Not we’ll see next year, or when Phoenix freezes over.
No, she actually said go get it. First she agreed to the new television, and now this. I don’t remember for sure, but I think I had to sit down.
It’s so surprising because she’s been the sensible one for so long. Be careful or you will catch a cold. We can’t afford that pack of Tic-Tacs. You missed a spot of dust there in the garage.
What’s next? Let me have lunch with a swimsuit model? Own stock in Best Buy? For now, I will have to cross that off my top fantasy lines my wife will never say. Here are the top 6 in no particular order:
“Why don’t you go away with your buddies for a weekend?”

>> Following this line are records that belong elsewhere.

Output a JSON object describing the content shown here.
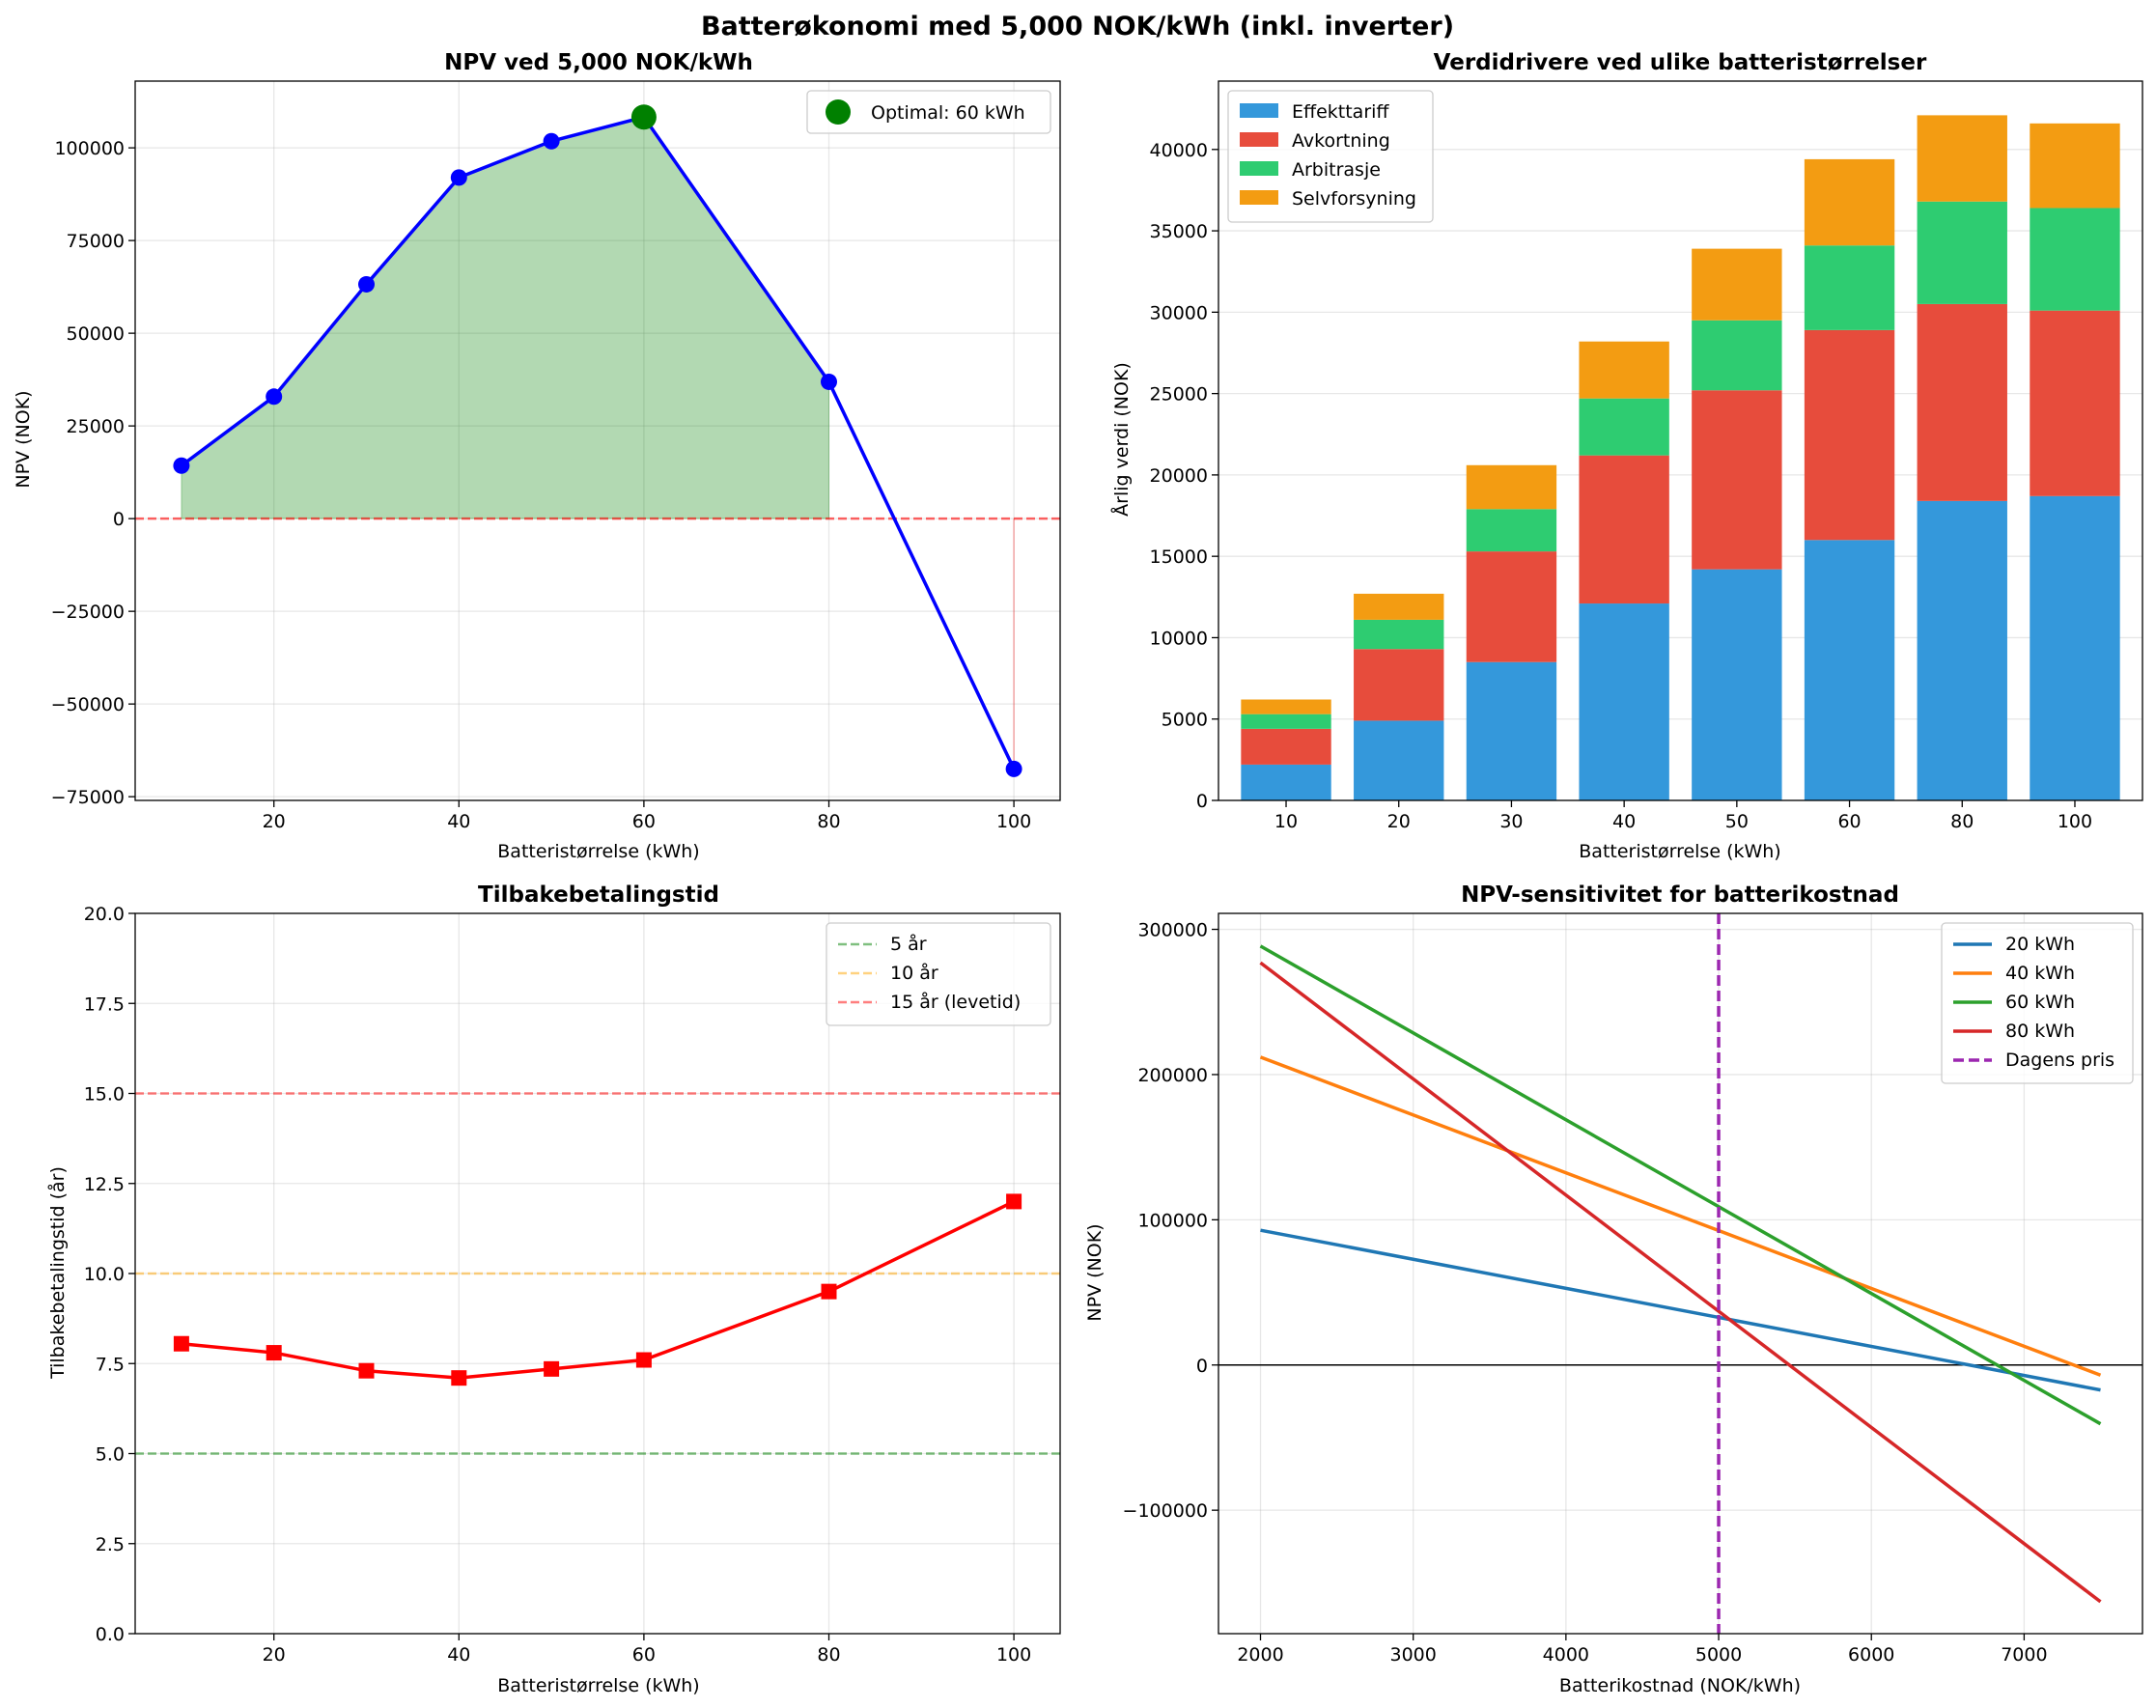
{
  "figure": {
    "suptitle": "Batterøkonomi med 5,000 NOK/kWh (inkl. inverter)"
  },
  "chart_data": [
    {
      "id": "npv",
      "type": "line",
      "title": "NPV ved 5,000 NOK/kWh",
      "xlabel": "Batteristørrelse (kWh)",
      "ylabel": "NPV (NOK)",
      "x": [
        10,
        20,
        30,
        40,
        50,
        60,
        80,
        100
      ],
      "y": [
        14300,
        32900,
        63200,
        92000,
        101800,
        108300,
        36900,
        -67500
      ],
      "xlim": [
        5,
        105
      ],
      "ylim": [
        -76000,
        118000
      ],
      "xticks": [
        20,
        40,
        60,
        80,
        100
      ],
      "yticks": [
        -75000,
        -50000,
        -25000,
        0,
        25000,
        50000,
        75000,
        100000
      ],
      "ytick_labels": [
        "−75000",
        "−50000",
        "−25000",
        "0",
        "25000",
        "50000",
        "75000",
        "100000"
      ],
      "line_color": "#0000ff",
      "fill_positive_color": "#008000",
      "fill_negative_color": "#ff0000",
      "zero_line_color": "#ff0000",
      "optimal": {
        "x": 60,
        "y": 108300,
        "label": "Optimal: 60 kWh",
        "color": "#008000"
      },
      "legend_position": "upper right",
      "grid": true
    },
    {
      "id": "drivers",
      "type": "bar",
      "stacked": true,
      "title": "Verdidrivere ved ulike batteristørrelser",
      "xlabel": "Batteristørrelse (kWh)",
      "ylabel": "Årlig verdi (NOK)",
      "categories": [
        "10",
        "20",
        "30",
        "40",
        "50",
        "60",
        "80",
        "100"
      ],
      "series": [
        {
          "name": "Effekttariff",
          "color": "#3498db",
          "values": [
            2200,
            4900,
            8500,
            12100,
            14200,
            16000,
            18400,
            18700
          ]
        },
        {
          "name": "Avkortning",
          "color": "#e74c3c",
          "values": [
            2200,
            4400,
            6800,
            9100,
            11000,
            12900,
            12100,
            11400
          ]
        },
        {
          "name": "Arbitrasje",
          "color": "#2ecc71",
          "values": [
            900,
            1800,
            2600,
            3500,
            4300,
            5200,
            6300,
            6300
          ]
        },
        {
          "name": "Selvforsyning",
          "color": "#f39c12",
          "values": [
            900,
            1600,
            2700,
            3500,
            4400,
            5300,
            5300,
            5200
          ]
        }
      ],
      "ylim": [
        0,
        44200
      ],
      "yticks": [
        0,
        5000,
        10000,
        15000,
        20000,
        25000,
        30000,
        35000,
        40000
      ],
      "legend_position": "upper left",
      "grid": true
    },
    {
      "id": "payback",
      "type": "line",
      "title": "Tilbakebetalingstid",
      "xlabel": "Batteristørrelse (kWh)",
      "ylabel": "Tilbakebetalingstid (år)",
      "x": [
        10,
        20,
        30,
        40,
        50,
        60,
        80,
        100
      ],
      "y": [
        8.05,
        7.8,
        7.3,
        7.1,
        7.35,
        7.6,
        9.5,
        12.0
      ],
      "xlim": [
        5,
        105
      ],
      "ylim": [
        0,
        20
      ],
      "xticks": [
        20,
        40,
        60,
        80,
        100
      ],
      "yticks": [
        0.0,
        2.5,
        5.0,
        7.5,
        10.0,
        12.5,
        15.0,
        17.5,
        20.0
      ],
      "ytick_labels": [
        "0.0",
        "2.5",
        "5.0",
        "7.5",
        "10.0",
        "12.5",
        "15.0",
        "17.5",
        "20.0"
      ],
      "line_color": "#ff0000",
      "reference_lines": [
        {
          "y": 5,
          "label": "5 år",
          "color": "#008000"
        },
        {
          "y": 10,
          "label": "10 år",
          "color": "#ffa500"
        },
        {
          "y": 15,
          "label": "15 år (levetid)",
          "color": "#ff0000"
        }
      ],
      "legend_position": "upper right",
      "grid": true
    },
    {
      "id": "sensitivity",
      "type": "line",
      "title": "NPV-sensitivitet for batterikostnad",
      "xlabel": "Batterikostnad (NOK/kWh)",
      "ylabel": "NPV (NOK)",
      "x": [
        2000,
        7500
      ],
      "series": [
        {
          "name": "20 kWh",
          "color": "#1f77b4",
          "values": [
            92800,
            -17200
          ]
        },
        {
          "name": "40 kWh",
          "color": "#ff7f0e",
          "values": [
            212000,
            -7000
          ]
        },
        {
          "name": "60 kWh",
          "color": "#2ca02c",
          "values": [
            288500,
            -40500
          ]
        },
        {
          "name": "80 kWh",
          "color": "#d62728",
          "values": [
            277000,
            -163000
          ]
        }
      ],
      "vline": {
        "x": 5000,
        "label": "Dagens pris",
        "color": "#9c27b0"
      },
      "xlim": [
        1725,
        7775
      ],
      "ylim": [
        -185000,
        311000
      ],
      "xticks": [
        2000,
        3000,
        4000,
        5000,
        6000,
        7000
      ],
      "yticks": [
        -100000,
        0,
        100000,
        200000,
        300000
      ],
      "ytick_labels": [
        "−100000",
        "0",
        "100000",
        "200000",
        "300000"
      ],
      "legend_position": "upper right",
      "grid": true
    }
  ]
}
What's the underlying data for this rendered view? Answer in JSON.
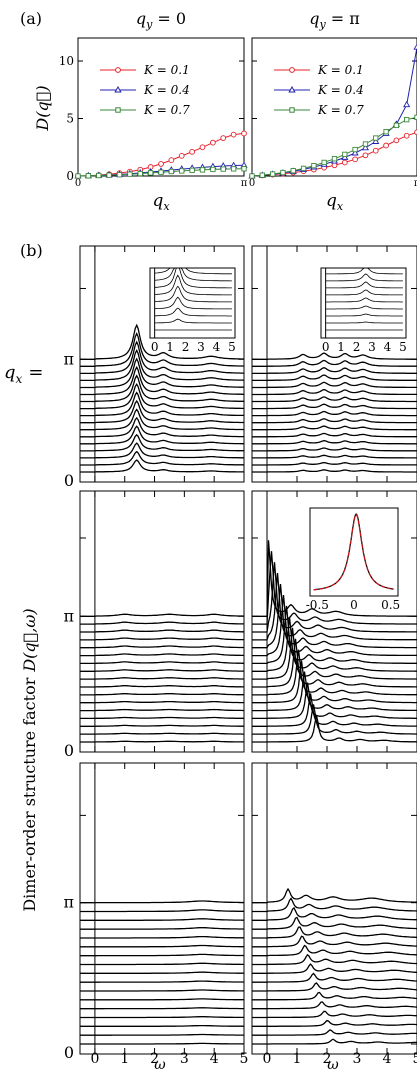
{
  "figure": {
    "panel_a_label": "(a)",
    "panel_b_label": "(b)",
    "ylabel_b": "Dimer-order structure factor",
    "ylabel_b_math": "D(q⃗,ω)",
    "qx_label": "q",
    "qx_sub": "x",
    "qx_eq": "=",
    "pi": "π",
    "zero": "0"
  },
  "chart_data": [
    {
      "type": "line",
      "panel": "a-left",
      "title": "q_y = 0",
      "title_parts": [
        "q",
        "y",
        " = 0"
      ],
      "xlabel": "q_x",
      "ylabel": "D(q⃗)",
      "xlim": [
        0,
        3.1416
      ],
      "ylim": [
        0,
        12
      ],
      "x_ticklabels": [
        "0",
        "π"
      ],
      "y_ticklabels": [
        "0",
        "5",
        "10"
      ],
      "legend_placement": "upper-left",
      "series": [
        {
          "name": "K = 0.1",
          "color": "#e8202a",
          "marker": "circle",
          "x": [
            0,
            0.196,
            0.393,
            0.589,
            0.785,
            0.982,
            1.178,
            1.374,
            1.571,
            1.767,
            1.963,
            2.16,
            2.356,
            2.553,
            2.749,
            2.945,
            3.142
          ],
          "y": [
            0,
            0.03,
            0.08,
            0.15,
            0.25,
            0.38,
            0.55,
            0.78,
            1.05,
            1.38,
            1.75,
            2.1,
            2.5,
            2.9,
            3.3,
            3.6,
            3.7
          ]
        },
        {
          "name": "K = 0.4",
          "color": "#2020b0",
          "marker": "triangle",
          "x": [
            0,
            0.196,
            0.393,
            0.589,
            0.785,
            0.982,
            1.178,
            1.374,
            1.571,
            1.767,
            1.963,
            2.16,
            2.356,
            2.553,
            2.749,
            2.945,
            3.142
          ],
          "y": [
            0,
            0.02,
            0.05,
            0.09,
            0.14,
            0.2,
            0.27,
            0.35,
            0.43,
            0.52,
            0.6,
            0.68,
            0.75,
            0.82,
            0.87,
            0.91,
            0.93
          ]
        },
        {
          "name": "K = 0.7",
          "color": "#3a8a3a",
          "marker": "square",
          "x": [
            0,
            0.196,
            0.393,
            0.589,
            0.785,
            0.982,
            1.178,
            1.374,
            1.571,
            1.767,
            1.963,
            2.16,
            2.356,
            2.553,
            2.749,
            2.945,
            3.142
          ],
          "y": [
            0,
            0.02,
            0.04,
            0.07,
            0.11,
            0.16,
            0.21,
            0.27,
            0.33,
            0.39,
            0.44,
            0.49,
            0.53,
            0.57,
            0.6,
            0.62,
            0.63
          ]
        }
      ]
    },
    {
      "type": "line",
      "panel": "a-right",
      "title": "q_y = π",
      "title_parts": [
        "q",
        "y",
        " = π"
      ],
      "xlabel": "q_x",
      "xlim": [
        0,
        3.1416
      ],
      "ylim": [
        0,
        12
      ],
      "x_ticklabels": [
        "0",
        "π"
      ],
      "legend_placement": "upper-left",
      "series": [
        {
          "name": "K = 0.1",
          "color": "#e8202a",
          "marker": "circle",
          "x": [
            0,
            0.196,
            0.393,
            0.589,
            0.785,
            0.982,
            1.178,
            1.374,
            1.571,
            1.767,
            1.963,
            2.16,
            2.356,
            2.553,
            2.749,
            2.945,
            3.142
          ],
          "y": [
            0,
            0.05,
            0.12,
            0.2,
            0.3,
            0.42,
            0.56,
            0.73,
            0.93,
            1.17,
            1.45,
            1.8,
            2.2,
            2.65,
            3.1,
            3.5,
            3.8
          ]
        },
        {
          "name": "K = 0.4",
          "color": "#2020b0",
          "marker": "triangle",
          "x": [
            0,
            0.196,
            0.393,
            0.589,
            0.785,
            0.982,
            1.178,
            1.374,
            1.571,
            1.767,
            1.963,
            2.16,
            2.356,
            2.553,
            2.749,
            2.945,
            3.142
          ],
          "y": [
            0,
            0.06,
            0.15,
            0.26,
            0.4,
            0.57,
            0.78,
            1.02,
            1.3,
            1.62,
            2.0,
            2.45,
            3.0,
            3.7,
            4.5,
            6.2,
            11.2
          ]
        },
        {
          "name": "K = 0.7",
          "color": "#3a8a3a",
          "marker": "square",
          "x": [
            0,
            0.196,
            0.393,
            0.589,
            0.785,
            0.982,
            1.178,
            1.374,
            1.571,
            1.767,
            1.963,
            2.16,
            2.356,
            2.553,
            2.749,
            2.945,
            3.142
          ],
          "y": [
            0,
            0.07,
            0.17,
            0.3,
            0.46,
            0.66,
            0.9,
            1.18,
            1.5,
            1.88,
            2.3,
            2.78,
            3.3,
            3.85,
            4.4,
            4.9,
            5.1
          ]
        }
      ]
    },
    {
      "type": "line",
      "panel": "b-grid",
      "xlabel": "ω",
      "xlim": [
        -0.5,
        5
      ],
      "x_ticklabels": [
        "0",
        "1",
        "2",
        "3",
        "4",
        "5"
      ],
      "y_ticklabels": [
        "0",
        "π"
      ],
      "y_axis_label": "q_x",
      "n_curves": 17,
      "description_rows": [
        "K = 0.1",
        "K = 0.4",
        "K = 0.7"
      ],
      "panels": [
        {
          "row": 0,
          "col": 0,
          "peaks": [
            [
              1.4,
              3.0,
              0.15
            ],
            [
              2.3,
              0.5,
              0.2
            ],
            [
              3.9,
              0.25,
              0.3
            ]
          ]
        },
        {
          "row": 0,
          "col": 1,
          "peaks": [
            [
              1.2,
              0.4,
              0.15
            ],
            [
              1.9,
              0.5,
              0.15
            ],
            [
              2.6,
              0.45,
              0.15
            ],
            [
              3.2,
              0.35,
              0.2
            ]
          ]
        },
        {
          "row": 1,
          "col": 0,
          "peaks": [
            [
              1.0,
              0.15,
              0.3
            ],
            [
              2.5,
              0.15,
              0.4
            ],
            [
              4.0,
              0.15,
              0.3
            ]
          ]
        },
        {
          "row": 1,
          "col": 1,
          "peaks": [
            [
              0.05,
              6.0,
              0.08
            ],
            [
              0.8,
              0.8,
              0.15
            ],
            [
              1.5,
              0.5,
              0.2
            ],
            [
              2.3,
              0.35,
              0.3
            ]
          ]
        },
        {
          "row": 2,
          "col": 0,
          "peaks": [
            [
              3.6,
              0.12,
              0.5
            ]
          ]
        },
        {
          "row": 2,
          "col": 1,
          "peaks": [
            [
              0.7,
              0.9,
              0.1
            ],
            [
              1.3,
              0.45,
              0.2
            ],
            [
              2.2,
              0.35,
              0.3
            ],
            [
              3.5,
              0.3,
              0.5
            ]
          ]
        }
      ],
      "insets": [
        {
          "panel": "row0-col0",
          "x_ticklabels": [
            "0",
            "1",
            "2",
            "3",
            "4",
            "5"
          ],
          "peak_x": 1.5
        },
        {
          "panel": "row0-col1",
          "x_ticklabels": [
            "0",
            "1",
            "2",
            "3",
            "4",
            "5"
          ],
          "peak_x": 2.6
        },
        {
          "panel": "row1-col1",
          "x_ticklabels": [
            "-0.5",
            "0",
            "0.5"
          ],
          "fit_color": "#cc1111",
          "line_color": "#000000"
        }
      ]
    }
  ]
}
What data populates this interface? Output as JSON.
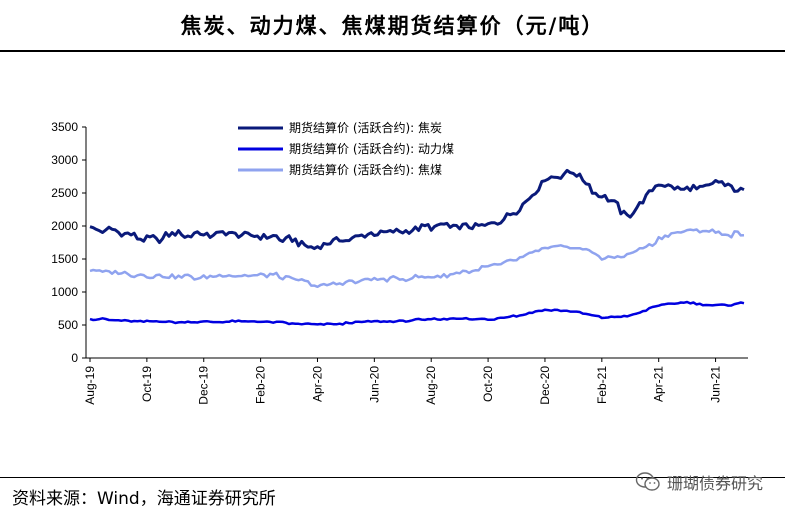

“You sleep in and I will get all the garbages from the house.”
“You’ve been staying up late at night. Why don’t you get yourself some surround sound?”
“I signed you up as a taste tester for Hostess products.”
“That van seems uncomfortable to you. Why don’t you consider an upgrade?”
“That’s OK. I hear that spilled chili in the microwave makes it easier to clean.”

3 comments
Steph (sahans) says:
Nov 8, 2009
You didn't mention ME… but I guess it is still an okay post. ;-P
Flat screen and HDTV all in one day. What's next? A sports car? Non generic cheerios?
DebKaye5 says:
Nov 10, 2009
LOL LOL LOL LOL! LOL! LOL! I can see you liking the Hostess job
and you have buddies?
Charlotte says:
Nov 10, 2009
I wouldn't hold your breath for any more of those statements. Although you might not have any need for them when you spend the rest of your life enjoying high def on the flat screen.
PS- As a wife sometimes I try to throw in some comments just to watch my husband's look of astonishment. "Why don't you go hit some golf balls" or "Go ahead and turn on the baseball game, I'll go make some brownies." I have to get my entertainment somewhere (after all, we don't yet have high def).